A FURTHER six cases of E.coli have been linked to food eaten at the Hydro concert venue, bringing the total number of cases to 21.

Investigators have linked the cases to burgers eaten at the SSE Hydro, a major entertainment venue which opened in Glasgow in September last year.

They identified three days between Friday January 17 and Sunday January 19 as the likely infection period.

Loading article content

During this time, the venue hosted five performances of the popular motoring show, Top Gear Live.

The £125 million Hydro has a capacity of 12,000, meaning up to 36,000 people could have attended its events during that weekend.

Previously the days up until January 25 - which included a performance by Del Amitri at Celtic Connections - had been investigated, but NHS Greater Glasgow and Clyde (NHSGGC) confirmed the dates of the infection period had been narrowed to the events of the weekend.

Seven cases of the bug were first reported at the end of January, with the number steadily rising since.

All but one of those affected by E.coli live in Scotland, with one living in Cumbria, the health board.

It added that all 21 people affected were either fully recovered or were recovering at home.

Three people from the Greater Glasgow area contracted the infection, three from Lanarkshire, and five from the Lothian area.

Two cases were people from the Highlands, four from the Forth Valley, two from the Grampian region, and one from Fife.

Dr Eleanor Anderson, consultant in public health medicine with NHSGGC said: "We are pleased that all the cases are recovering at home.

"While there is no conclusive evidence, our investigations have indicated that the most likely source is a link to the consumption of burgers at the SSE Hydro.

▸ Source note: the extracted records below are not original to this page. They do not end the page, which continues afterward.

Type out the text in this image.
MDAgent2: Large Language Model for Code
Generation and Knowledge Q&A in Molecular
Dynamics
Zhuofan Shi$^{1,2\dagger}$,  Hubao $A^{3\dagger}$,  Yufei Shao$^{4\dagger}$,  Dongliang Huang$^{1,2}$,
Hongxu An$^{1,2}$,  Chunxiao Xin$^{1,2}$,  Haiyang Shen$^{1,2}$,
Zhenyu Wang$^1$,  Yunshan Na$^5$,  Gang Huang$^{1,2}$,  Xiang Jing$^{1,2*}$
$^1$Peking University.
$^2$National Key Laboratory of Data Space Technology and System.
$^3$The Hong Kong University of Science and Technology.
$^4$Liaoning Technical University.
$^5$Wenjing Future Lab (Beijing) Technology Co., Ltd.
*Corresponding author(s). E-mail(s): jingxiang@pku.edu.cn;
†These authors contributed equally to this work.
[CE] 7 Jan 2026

"Glasgow City Council environmental health officers have worked closely with the vendors and will continue to liaise with them to ensure all appropriate food hygiene standards are being met."

The bug, specifically E.coli O157, is a harmful strain of the bacteria which can cause serious illness.

It is spread through eating or drinking contaminated food or drink, or contact with infected animals or people. Symptoms include stomach cramps, diarrhoea, nausea and fever.

The health board said that, as the incubation period for anyone who attended the Hydro between January 17 and January 19 has now passed, it was unlikely that any more people would develop symptoms.

However, they said that they may still continue to identify people who have already been unwell.

They also urged anyone who was at the Hydro during that specific weekend and experienced any of the symptoms to contact their GP so all cases could be recorded.

A spokeswoman for the Hydro said they have been contacted by environmental health officials and were "awaiting further details to establish the exact cause of this isolated incident".

She added: "The initial review of our caterers' standard procedures have been found satisfactory and Environmental Health have seen nothing in their processes which concerns them."

The next big concert at the entertainment venue is singer Beyonce, who is set to perform two shows on February 20 and February 21.

It is also set to host gymnastics and netball events in the Commonwealth Games in July.